Invocations à prononcer après la prière

 

Les savants sont d'accord pour recommander le dhikr après la prière. Il existe, d'ailleurs, de nombreux hadiths authentiques sur les différentes formes de dhikr à faire dans ce cas. Nous allons en donner ici quelques-uns parmi les plus importants.

 

Nous extrayons des «Sunnans» de Tirmidhî, ce hadîth d'abû Umâma (Radia Allah ‘anh): «On demanda à le prophète (Salla Allah ‘alayhi wa Salam) à quel moment les invocations étaient le plus facilement exaucées.
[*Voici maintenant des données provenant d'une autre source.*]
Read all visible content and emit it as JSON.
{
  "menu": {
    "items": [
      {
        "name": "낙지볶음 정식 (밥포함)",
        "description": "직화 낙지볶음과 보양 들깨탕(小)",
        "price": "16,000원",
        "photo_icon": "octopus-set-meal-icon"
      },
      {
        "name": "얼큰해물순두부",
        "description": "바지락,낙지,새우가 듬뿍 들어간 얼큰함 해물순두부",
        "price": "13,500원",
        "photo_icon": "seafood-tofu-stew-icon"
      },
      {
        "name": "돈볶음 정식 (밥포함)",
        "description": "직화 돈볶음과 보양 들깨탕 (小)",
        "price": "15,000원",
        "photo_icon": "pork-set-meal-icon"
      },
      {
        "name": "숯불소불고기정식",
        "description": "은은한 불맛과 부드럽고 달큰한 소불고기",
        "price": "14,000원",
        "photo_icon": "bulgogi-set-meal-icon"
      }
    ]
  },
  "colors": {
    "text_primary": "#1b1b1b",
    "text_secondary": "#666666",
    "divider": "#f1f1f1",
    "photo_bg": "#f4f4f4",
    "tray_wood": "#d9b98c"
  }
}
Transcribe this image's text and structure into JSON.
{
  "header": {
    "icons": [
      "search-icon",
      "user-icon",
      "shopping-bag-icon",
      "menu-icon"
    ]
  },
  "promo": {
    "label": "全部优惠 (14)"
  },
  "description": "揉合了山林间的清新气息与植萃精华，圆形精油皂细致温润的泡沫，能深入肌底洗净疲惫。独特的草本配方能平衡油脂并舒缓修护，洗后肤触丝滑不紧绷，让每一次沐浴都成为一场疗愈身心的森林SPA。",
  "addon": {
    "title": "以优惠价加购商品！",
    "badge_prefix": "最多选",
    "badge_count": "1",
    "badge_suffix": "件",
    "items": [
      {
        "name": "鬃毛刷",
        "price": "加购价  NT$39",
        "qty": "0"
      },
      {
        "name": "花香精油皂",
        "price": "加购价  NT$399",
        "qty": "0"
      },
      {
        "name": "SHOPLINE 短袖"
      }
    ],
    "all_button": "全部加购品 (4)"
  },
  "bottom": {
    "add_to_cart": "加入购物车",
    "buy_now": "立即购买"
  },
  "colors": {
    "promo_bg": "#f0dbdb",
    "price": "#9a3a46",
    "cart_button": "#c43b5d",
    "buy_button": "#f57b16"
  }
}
Il répondit : Au plus profond de la nuit (avant l'apparition de l'aube) et juste après l'accomplissement des prières prescrites.» Tirmidhî précise que c'est un hadîth fiable.

 

Nous rapportons aussi des «Sahîhs» de Bokhari et de Muslim, ces propos d'ibn 'Abbâs (Radia Allah ‘anh): «Je savais que le prophète (Salla Allah ‘alayhi wa Salam) avait terminé sa prière lorsque je l'entendais répéter le takbîr.» Dans la version de Muslim, il est dit : Nous savions au lieu de : Je savais.

 

Et dans un autre hadîth des «Sahih», ibn 'Abbas (Radia Allah ‘anh) rapporte : «qu'à l'époque de le prophète (Salla Allah ‘alayhi wa Salam) on élevait la voix pour le dhikr quand les gens commençaient à se disperser après la prière prescrite.» Ibn 'Abbâs ajoute : «Je connaissais le moment où ils se dispersaient en entendant le dhikr.»

 

Nous extrayons également du «Sahih» de Muslim, ces propos de Thawbân (Radia Allah ‘anh) : «Lorsqu'il terminait sa prière, le prophète (Salla Allah ‘alayhi wa Salam) demandait pardon à Dieu à trois reprises, puis il ajoutait : «Seigneur, Tu es la Paix, c'est de Toi que vient la Paix, béni sois-Tu, ô Toi qui es emprunt de Majesté et de Générosité !»

 

Prononciation: “Allahoma anta salam wa minka salam, tabarakta ya da Al jalali, wa Al Ikram”.

 

On demanda à al-Awzâ'î, l'un des rapporteurs de ce hadîth : «Comment demander pardon ? Il répondit : [Il te suffit de] dire : Je demande pardon à Dieu !».

 

Nous rapportons également des «Sahih» de Bokhari et de Muslim, ces paroles d'al-Mughîra ibn Shu'ba (Radia Allah ‘anh): «Lorsqu'il terminait sa prière, le prophète (Salla Allah ‘alayhi wa Salam) prononçait ces mots : Il n'y a de dieu que Dieu, l'Unique qui n'a pas d'associé. A Lui appartiennent la Royauté et la louange et Il est Omnipotent. Seigneur, ce que Tu as donné nul ne peut l'empêcher (de parvenir à destination) et ce que Tu retiens, nul ne peut l'accorder, et le sort, sans Ton consentement (litt : à Tes dépens) ne saurait être favorable à l'homme chanceux.»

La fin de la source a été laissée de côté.